To continue processing prescriptions, principal owner Clifton Osbon used a generator to keep computers humming. But with delivery services suspended in many storm-ravaged areas, Osbon had to think fast to meet customers’ needs. His unlikely solution: Partner with competitors.

To get medicines to the Gulf Coast, he joined with another pharmacy to deliver goods to areas that had lost mail service. “We met people at the Wal-Mart parking lot at noon and the Chick-Fil-A at 3 p.m.,” he says.

That spirit of cooperation flourished in Katrina’s aftermath, and Osbon says many organizations volunteered aid without being asked. “Armada Health Care, our purchasing group, drove us 165 gallons of gas from New Jersey.
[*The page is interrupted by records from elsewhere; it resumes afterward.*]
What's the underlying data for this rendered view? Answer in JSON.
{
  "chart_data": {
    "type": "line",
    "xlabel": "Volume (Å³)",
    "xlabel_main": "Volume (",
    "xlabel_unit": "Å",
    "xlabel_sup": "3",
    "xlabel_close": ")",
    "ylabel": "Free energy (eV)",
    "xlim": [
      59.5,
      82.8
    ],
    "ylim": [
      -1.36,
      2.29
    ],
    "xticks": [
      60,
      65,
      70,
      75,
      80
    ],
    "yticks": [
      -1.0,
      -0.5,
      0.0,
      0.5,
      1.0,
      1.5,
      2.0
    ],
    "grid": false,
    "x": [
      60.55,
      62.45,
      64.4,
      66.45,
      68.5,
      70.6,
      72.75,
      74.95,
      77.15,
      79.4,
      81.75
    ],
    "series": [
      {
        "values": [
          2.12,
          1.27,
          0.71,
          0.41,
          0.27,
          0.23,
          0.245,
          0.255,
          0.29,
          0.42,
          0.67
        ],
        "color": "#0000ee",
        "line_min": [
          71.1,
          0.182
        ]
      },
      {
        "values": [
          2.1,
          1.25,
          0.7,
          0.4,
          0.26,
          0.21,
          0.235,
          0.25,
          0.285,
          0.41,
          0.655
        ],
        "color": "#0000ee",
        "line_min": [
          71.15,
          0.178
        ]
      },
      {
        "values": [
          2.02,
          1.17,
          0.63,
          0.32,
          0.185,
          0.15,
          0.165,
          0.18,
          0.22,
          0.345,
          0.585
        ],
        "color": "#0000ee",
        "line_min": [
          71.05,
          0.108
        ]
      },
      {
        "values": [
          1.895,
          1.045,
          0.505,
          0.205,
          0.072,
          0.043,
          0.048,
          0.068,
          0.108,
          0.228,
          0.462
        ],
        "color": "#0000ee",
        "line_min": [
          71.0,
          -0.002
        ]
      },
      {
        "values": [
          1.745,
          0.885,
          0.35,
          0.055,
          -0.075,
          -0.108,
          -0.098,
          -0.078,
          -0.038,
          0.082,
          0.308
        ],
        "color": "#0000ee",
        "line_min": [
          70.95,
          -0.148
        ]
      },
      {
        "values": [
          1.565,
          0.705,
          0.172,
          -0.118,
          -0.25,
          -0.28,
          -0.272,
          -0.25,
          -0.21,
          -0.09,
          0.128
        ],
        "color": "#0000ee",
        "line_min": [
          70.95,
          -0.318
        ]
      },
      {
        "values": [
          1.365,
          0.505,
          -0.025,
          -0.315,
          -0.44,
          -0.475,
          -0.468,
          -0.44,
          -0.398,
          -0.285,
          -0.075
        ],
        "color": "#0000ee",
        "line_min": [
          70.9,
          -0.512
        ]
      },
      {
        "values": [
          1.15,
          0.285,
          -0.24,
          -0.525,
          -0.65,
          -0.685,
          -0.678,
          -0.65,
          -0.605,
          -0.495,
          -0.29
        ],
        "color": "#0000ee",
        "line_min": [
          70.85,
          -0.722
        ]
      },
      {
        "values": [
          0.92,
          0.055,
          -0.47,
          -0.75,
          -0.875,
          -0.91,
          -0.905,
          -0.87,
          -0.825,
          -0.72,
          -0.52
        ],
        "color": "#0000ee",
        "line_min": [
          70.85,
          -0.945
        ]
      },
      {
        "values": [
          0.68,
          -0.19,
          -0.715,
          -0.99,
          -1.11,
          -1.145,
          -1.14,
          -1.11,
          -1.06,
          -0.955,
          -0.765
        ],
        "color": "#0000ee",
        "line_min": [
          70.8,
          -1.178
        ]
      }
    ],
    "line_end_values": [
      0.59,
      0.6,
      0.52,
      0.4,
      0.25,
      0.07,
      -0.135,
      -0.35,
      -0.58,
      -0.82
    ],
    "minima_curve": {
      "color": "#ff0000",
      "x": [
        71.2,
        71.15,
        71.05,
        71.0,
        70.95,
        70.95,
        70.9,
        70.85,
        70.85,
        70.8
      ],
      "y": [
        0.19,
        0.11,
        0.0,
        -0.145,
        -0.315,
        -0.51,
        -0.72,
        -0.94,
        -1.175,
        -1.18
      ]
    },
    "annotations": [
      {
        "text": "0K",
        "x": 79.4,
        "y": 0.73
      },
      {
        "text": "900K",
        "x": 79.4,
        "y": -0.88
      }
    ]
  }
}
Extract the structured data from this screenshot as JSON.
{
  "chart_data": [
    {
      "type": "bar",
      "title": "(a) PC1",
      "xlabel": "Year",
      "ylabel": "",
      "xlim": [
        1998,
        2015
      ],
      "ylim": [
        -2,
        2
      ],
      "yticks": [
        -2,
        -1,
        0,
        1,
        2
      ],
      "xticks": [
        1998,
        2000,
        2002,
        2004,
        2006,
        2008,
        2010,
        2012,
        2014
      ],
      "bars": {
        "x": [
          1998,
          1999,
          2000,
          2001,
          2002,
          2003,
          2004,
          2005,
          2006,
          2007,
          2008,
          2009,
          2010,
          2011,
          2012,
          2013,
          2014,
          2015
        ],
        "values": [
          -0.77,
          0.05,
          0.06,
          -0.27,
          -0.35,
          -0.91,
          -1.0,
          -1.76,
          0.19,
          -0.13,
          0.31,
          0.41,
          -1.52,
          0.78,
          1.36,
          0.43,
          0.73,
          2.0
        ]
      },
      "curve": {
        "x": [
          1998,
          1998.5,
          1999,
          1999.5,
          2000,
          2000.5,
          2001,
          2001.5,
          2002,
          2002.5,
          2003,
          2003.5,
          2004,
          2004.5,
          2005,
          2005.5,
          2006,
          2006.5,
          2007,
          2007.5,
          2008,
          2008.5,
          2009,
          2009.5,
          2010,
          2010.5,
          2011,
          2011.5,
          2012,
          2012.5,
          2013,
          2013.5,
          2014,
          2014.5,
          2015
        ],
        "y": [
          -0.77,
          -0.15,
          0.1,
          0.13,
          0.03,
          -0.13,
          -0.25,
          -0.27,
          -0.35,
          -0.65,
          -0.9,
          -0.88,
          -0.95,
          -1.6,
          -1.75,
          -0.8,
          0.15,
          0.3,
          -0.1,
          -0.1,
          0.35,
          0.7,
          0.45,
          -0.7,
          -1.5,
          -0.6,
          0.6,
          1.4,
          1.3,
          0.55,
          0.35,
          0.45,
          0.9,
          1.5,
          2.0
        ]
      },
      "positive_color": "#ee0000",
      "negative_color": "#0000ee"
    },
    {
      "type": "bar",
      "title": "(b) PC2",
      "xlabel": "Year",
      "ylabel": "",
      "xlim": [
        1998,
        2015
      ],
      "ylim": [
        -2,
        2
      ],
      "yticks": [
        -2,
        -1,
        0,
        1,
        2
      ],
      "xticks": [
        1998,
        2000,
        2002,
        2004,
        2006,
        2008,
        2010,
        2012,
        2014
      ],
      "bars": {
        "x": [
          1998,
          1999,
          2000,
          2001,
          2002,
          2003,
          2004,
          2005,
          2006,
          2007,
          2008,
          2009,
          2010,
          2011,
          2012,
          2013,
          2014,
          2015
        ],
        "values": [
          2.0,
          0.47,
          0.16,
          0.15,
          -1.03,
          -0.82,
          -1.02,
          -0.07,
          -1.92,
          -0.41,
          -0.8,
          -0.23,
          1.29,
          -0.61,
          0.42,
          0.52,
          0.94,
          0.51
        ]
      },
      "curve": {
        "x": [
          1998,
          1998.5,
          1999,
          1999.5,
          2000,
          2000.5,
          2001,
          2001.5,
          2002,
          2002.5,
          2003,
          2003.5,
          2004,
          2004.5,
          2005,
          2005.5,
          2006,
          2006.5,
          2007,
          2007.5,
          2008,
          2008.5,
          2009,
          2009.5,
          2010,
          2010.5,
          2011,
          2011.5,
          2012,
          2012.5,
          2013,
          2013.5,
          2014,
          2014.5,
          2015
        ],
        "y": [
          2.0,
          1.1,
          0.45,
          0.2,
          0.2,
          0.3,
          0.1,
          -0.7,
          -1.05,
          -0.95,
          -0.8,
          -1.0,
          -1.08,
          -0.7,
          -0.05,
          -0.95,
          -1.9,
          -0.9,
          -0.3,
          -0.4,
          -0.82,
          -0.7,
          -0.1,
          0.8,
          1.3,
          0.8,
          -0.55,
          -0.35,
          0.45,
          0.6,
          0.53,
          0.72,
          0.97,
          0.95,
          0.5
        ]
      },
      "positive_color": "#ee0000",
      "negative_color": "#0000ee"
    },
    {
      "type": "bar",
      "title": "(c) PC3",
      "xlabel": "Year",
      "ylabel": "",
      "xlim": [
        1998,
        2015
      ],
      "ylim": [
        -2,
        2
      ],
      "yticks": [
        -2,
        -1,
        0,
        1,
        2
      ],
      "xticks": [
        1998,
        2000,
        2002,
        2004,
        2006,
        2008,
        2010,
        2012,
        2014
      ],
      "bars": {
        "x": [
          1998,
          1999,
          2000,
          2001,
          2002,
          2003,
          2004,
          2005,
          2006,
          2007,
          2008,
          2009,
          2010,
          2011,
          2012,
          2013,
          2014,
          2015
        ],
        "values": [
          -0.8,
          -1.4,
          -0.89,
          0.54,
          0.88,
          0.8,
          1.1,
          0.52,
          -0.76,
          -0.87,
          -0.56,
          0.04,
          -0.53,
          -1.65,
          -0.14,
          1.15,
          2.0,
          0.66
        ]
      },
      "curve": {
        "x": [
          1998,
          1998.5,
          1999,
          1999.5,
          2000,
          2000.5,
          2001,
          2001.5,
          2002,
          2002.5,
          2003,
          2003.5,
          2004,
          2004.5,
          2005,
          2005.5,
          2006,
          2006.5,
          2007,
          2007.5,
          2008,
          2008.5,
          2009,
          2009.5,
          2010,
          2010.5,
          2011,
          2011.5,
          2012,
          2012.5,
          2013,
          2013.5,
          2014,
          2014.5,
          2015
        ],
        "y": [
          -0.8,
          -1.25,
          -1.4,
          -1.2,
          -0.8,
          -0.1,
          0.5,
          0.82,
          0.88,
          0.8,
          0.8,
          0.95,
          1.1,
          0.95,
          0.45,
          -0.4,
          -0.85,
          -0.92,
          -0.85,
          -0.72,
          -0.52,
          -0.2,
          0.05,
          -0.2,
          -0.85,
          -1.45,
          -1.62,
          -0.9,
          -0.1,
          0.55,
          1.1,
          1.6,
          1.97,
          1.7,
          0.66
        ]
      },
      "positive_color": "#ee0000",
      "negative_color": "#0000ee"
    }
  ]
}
And Novartis Pharmaceuticals called from Dallas and said: ‘I know you need gas; what else do you need?’”

5. Focus on Your Recovery
As a makeup and wardrobe consultant, Adrienne Moncrief is a whiz at putting a pretty face on things. But even her extreme makeover skills were strained by the likes of Katrina. The storm demolished Moncrief’s home in Bay St. Louis, Miss., leaving the entrepreneur without a mailing list, catalog, Web site or product line.

But instead of dwelling on what she lost, Moncrief began studying her options like she might study the bare face of a client. Soon she saw all kinds of possibilities.

“Transformation is what I’m all about,” she says. “Now people get to see if I practice what I preach.” Moncrief had already evacuated to Jackson, Miss., so she decided to stay put in her former hometown. Contacts there helped her buy a house, revise her mailing list and spread the word that she was back in business. “You need to let customers know right away you’re not going away,” she says.

Her first challenge post-Katrina was a pre-arranged photo shoot involving 13 female lawyers. Moncrief had no supplies, so the women brought their own makeup, and she supervised. “I made them look 10 times better, and she supervised. “I made them look 10 times better, and it was this wonderful illustration that it isn’t about what I’m using, it’s about my gift. I can do what I do anywhere with anything.”